La science et l’environnement
18 05 2007L’environnement est le lieu par excellence où doit s’appliquer la pluridisciplinarité. Les études concernent naturellement des éléments relevant des différentes sciences de la nature. Néanmoins, dans le domaine du développement durable, les aspects économiques et sociaux sont aussi à analyser et à intégrer dans les évaluations.

Les études ainsi réalisées comprennent des aspects liés à la chimie, la faune, la flore, la géologie, la biologie, la toxicologie, mais aussi à l’économie, la sociologie, le droit, etc, si bien qu’elles deviennent de plus en plus complexes.
Souvent, à partir de problèmes environnementaux, de multiples relations entre des éléments, parfois proches, parfois éloignés, sont mises en lumière. Le domaine de l’environnement contribue de cette façon à mieux nous faire comprendre notre société et à nous éclairer sur les décisions à prendre.
Cependant, celles-ci apparaissent aussi moins univoques que par le passé.
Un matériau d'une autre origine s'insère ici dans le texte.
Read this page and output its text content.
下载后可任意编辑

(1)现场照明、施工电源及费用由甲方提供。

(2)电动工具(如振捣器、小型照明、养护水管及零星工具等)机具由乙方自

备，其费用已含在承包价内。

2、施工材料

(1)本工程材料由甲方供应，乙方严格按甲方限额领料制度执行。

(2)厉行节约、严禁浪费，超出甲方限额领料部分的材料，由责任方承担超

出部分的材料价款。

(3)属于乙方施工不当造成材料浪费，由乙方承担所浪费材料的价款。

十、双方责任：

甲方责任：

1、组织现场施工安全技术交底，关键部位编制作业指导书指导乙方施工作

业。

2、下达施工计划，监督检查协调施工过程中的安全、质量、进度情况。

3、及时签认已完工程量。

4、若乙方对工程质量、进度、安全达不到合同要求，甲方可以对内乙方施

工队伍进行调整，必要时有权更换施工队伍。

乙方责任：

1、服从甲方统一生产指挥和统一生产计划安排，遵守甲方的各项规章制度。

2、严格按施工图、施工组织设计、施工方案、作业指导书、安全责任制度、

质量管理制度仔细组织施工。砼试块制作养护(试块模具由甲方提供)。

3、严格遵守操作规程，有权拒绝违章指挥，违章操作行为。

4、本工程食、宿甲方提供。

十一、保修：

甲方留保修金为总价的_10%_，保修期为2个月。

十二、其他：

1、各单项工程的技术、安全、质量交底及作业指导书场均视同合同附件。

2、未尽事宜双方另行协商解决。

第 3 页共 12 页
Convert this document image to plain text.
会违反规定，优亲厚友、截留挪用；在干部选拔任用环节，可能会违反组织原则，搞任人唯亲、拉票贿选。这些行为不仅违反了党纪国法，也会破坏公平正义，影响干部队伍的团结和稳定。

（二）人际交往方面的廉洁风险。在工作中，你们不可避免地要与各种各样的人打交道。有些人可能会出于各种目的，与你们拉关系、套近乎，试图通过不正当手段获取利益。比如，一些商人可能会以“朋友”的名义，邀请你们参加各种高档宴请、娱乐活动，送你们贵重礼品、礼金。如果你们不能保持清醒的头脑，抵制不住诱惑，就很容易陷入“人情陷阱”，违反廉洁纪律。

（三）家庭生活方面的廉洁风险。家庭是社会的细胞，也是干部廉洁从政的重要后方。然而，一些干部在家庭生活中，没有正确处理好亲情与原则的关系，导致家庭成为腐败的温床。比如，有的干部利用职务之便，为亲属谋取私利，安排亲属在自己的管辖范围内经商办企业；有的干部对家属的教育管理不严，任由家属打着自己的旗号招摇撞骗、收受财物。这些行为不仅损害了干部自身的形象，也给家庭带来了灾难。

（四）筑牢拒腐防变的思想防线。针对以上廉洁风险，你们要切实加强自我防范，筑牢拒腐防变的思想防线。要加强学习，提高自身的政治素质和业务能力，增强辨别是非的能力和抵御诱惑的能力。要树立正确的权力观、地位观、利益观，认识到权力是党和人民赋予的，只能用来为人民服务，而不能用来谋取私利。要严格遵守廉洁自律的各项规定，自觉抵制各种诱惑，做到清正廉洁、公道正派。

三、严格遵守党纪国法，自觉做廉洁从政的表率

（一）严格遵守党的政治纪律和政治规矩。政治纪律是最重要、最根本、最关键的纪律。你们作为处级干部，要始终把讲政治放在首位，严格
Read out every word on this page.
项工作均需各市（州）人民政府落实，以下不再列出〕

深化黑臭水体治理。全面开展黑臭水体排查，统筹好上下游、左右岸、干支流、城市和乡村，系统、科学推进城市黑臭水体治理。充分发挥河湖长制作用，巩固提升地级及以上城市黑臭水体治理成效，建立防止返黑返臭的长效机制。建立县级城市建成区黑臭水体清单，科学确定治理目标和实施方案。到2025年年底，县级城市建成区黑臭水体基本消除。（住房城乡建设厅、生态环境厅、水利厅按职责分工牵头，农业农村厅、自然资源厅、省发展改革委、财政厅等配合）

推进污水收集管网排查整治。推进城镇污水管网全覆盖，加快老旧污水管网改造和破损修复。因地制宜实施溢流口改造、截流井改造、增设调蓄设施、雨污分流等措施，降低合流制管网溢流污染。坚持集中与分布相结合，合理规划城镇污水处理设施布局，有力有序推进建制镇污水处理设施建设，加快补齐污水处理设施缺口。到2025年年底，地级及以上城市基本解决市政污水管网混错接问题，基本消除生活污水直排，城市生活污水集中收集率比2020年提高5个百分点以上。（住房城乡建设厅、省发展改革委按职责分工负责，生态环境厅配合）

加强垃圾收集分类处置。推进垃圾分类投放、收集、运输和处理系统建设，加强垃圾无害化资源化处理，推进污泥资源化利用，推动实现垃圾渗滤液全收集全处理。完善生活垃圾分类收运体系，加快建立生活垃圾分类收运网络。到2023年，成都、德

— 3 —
Un investissement rentable économiquement à court terme et localement peut par exemple présenter, à la suite dévaluations scientifiques, des caractères qui s’avèrent négatifs à long terme, en un autre lieu ou sous un autre angle.

L’environnement est par définition sans limites, car il ne s’étend que jusqu’à celles qui lui sont attribuées, à la fois dans l’espace et dans le temps. Cela non plus ne facilite pas la tâche des scientifiques. Des scientifiques participent aux activités de trois grands groupes : au sein des pouvoirs publics, des industries et de certaines associations spécialisées.
Mais une certaine forme d’activité scientifique s’exerce avant tout dans des institutions d’enseignement, en particulier des universités et des centres de recherches qui ne sont pas liés à des activités économiques. Beaucoup de travaux scientifiques contribuent à une description plus précise de l’environnement et des effets des agressions auxquelles il est soumis.
Certains explorent aussi des moyens d’action pour limiter certaines de ces atteintes et s’efforcent de décrire les conséquences de l’emploi de ces solutions, étant entendu que les choix en la matière reviennent avant tout aux décideurs conformément aux procédures démocratiques.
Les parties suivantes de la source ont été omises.